Sehwa mengusap wajahnya karena malu.
"Ekspresi seperti apa yang baru saja aku buat?"
Namun, Sersan Choi membungkam mulutnya seolah-olah dia telah mengatakan semua yang ingin dia katakan. Pada akhirnya, satu-satunya informasi yang Sehwa dapatkan adalah bahwa Ki Tae-jeong sedang tidak dalam suasana hati yang baik saat ini, bahwa dia tidak peduli, dan bahwa dia baru saja membuat ekspresi yang sangat lucu.

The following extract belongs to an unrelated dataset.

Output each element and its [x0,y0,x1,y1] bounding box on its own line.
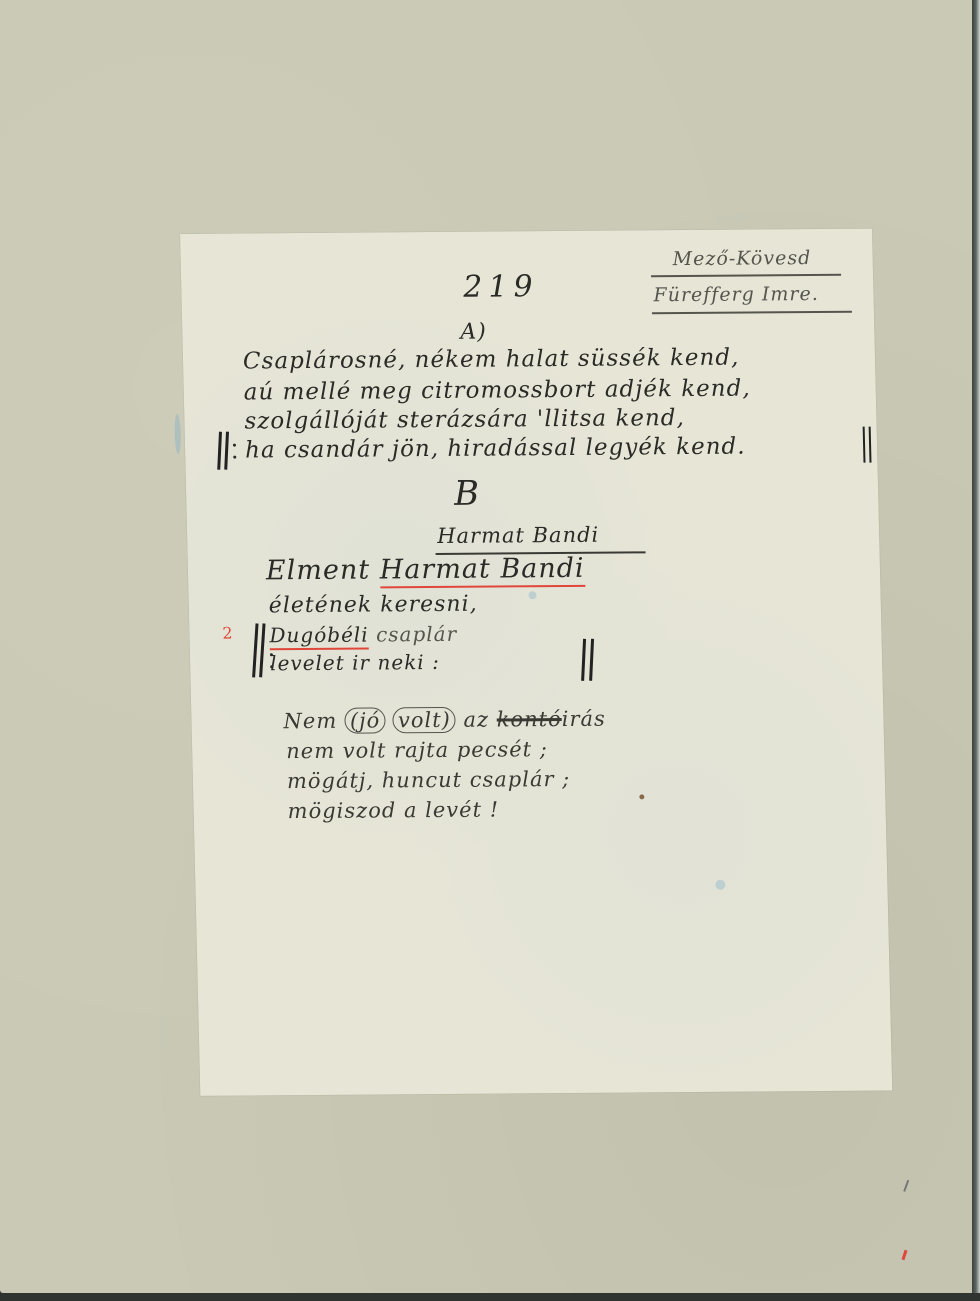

Suami? Sehwa mengunyah kata yang baru pertama kali didengarnya itu beberapa kali sambil membuka pintu. Suami... Itu adalah kata yang entah bagaimana terdengar berwibawa dan berat. Apakah itu istilah yang digunakan dalam militer?
"Brigadir Jenderal?"
Dia menengok ke dalam dan dengan hati-hati memanggil Ki Tae-jeong, tetapi tidak ada jawaban. Kantor itu gelap, seolah-olah mencerminkan pikiran pemiliknya yang kacau. Bangunan rumah di seberang jalan belum menyalakan lampunya, jadi tidak ada satu pun cahaya yang masuk kecuali sensor di pintu masuk.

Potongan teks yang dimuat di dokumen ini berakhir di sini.